A PRESSED ROSEBUD
Cleaning out a dusty shoe-box today,
My hands unearthed a lost notebook
Yellowed with age,
Bent out of shape,
Filled with childish scrawls and ‘art’–
Done lovingly, painstakingly.
Flipping through it I was flushed back
To a more innocent time - a life of alphabets,
Of shaky numbers, of penciled stick
Families, of … a pressed rosebud.
There it lies, flattened paper-thin –
Brush-stroke distinct once-velvet skin.
Impassioned red has faded in death
To remain only a purple sheath;
The withered stalk, now a dismal shade,
No longer infuses life sacred;
A two-dimensional leaf bravely stands,
Brittle as love – put there by tiny hands.
Did it in my own garden grow?
Why do I not remember it now?
When was it put there, and why?
When did my love for it die?
A gift from a school friend -
Or did it a deeper ardor portend?
Botanical fancy, or some sudden whim
Which possessed, then left me, like a dream?

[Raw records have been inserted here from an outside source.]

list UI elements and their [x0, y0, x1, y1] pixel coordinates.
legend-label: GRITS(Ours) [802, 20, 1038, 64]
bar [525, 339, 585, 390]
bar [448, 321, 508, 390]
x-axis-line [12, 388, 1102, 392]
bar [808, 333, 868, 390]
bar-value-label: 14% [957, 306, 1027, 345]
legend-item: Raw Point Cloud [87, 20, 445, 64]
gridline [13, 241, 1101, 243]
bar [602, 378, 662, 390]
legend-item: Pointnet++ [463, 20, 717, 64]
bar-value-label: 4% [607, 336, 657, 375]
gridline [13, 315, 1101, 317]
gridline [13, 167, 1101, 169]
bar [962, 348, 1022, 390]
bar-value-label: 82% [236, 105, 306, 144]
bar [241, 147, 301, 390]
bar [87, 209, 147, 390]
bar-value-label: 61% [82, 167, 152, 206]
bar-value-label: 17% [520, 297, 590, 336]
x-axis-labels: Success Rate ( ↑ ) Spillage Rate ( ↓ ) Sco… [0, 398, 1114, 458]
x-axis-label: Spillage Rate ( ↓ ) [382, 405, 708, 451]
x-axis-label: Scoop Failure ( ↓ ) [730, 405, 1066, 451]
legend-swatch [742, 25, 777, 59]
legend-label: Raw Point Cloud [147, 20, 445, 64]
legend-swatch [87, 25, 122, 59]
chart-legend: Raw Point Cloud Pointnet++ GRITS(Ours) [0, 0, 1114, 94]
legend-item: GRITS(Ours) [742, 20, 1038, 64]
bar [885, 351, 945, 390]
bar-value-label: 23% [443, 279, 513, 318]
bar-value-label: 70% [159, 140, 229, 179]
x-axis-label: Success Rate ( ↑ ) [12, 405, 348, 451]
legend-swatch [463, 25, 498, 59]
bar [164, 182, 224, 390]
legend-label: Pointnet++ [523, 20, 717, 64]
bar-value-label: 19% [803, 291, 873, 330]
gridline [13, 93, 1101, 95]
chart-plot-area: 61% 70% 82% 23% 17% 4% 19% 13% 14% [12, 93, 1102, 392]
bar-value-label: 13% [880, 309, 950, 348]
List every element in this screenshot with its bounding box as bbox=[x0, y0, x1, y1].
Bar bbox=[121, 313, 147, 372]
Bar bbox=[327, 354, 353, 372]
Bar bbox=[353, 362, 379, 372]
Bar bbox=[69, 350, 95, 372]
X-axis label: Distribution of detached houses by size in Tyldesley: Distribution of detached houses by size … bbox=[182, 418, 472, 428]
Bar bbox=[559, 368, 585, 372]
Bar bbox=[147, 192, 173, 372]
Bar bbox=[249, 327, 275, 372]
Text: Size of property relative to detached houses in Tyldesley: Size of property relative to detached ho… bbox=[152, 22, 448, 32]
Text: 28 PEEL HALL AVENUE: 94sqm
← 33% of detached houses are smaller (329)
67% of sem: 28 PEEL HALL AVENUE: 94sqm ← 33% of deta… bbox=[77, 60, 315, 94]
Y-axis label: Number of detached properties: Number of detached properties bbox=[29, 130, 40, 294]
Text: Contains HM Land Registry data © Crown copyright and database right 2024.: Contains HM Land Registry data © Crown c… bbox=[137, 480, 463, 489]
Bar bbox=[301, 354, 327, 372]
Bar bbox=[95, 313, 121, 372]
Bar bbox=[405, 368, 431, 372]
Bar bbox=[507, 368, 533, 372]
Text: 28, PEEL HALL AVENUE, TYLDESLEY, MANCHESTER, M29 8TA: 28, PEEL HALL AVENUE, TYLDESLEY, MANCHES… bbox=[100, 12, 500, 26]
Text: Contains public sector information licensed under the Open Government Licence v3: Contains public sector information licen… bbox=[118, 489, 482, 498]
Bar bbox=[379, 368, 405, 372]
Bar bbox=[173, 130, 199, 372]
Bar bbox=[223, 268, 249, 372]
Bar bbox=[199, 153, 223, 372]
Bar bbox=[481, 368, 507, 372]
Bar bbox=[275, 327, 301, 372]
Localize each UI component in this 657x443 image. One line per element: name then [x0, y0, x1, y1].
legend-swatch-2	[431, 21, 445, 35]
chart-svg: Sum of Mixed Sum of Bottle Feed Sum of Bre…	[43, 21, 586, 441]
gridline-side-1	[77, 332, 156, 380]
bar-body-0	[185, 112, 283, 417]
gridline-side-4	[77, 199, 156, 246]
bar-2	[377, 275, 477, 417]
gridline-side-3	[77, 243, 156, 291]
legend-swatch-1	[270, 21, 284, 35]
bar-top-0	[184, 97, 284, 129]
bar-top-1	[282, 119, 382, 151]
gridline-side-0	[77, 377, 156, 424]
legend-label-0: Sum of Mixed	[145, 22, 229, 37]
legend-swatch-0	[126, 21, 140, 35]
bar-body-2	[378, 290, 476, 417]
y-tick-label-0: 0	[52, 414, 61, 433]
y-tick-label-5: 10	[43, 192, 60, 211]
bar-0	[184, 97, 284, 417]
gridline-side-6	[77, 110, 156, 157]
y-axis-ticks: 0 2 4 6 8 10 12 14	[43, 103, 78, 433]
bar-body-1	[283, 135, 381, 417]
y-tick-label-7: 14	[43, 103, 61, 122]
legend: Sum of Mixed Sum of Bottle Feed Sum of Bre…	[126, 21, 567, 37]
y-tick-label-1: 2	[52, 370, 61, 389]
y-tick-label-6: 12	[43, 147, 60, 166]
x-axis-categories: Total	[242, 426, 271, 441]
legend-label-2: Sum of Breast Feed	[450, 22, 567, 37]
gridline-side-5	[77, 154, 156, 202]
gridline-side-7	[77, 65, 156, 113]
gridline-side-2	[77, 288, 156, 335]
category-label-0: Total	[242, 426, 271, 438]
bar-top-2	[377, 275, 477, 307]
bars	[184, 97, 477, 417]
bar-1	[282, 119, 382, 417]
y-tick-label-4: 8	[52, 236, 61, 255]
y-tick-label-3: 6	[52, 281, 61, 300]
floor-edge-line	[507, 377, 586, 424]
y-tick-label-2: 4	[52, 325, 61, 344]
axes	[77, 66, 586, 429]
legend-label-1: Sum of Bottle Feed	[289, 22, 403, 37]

Veiled memories dance around
In swirls of colour and whispers of sound:
Tantalizing and close, yet so far;
Distantly visible like a star;
Still no concrete recall occurs –
It recedes like a school day verse.
Ah! I suppose, after all it is best
To retreat back into my today's self,
To put the box back on the shelf,
To let forgotten rosebuds…simply rest.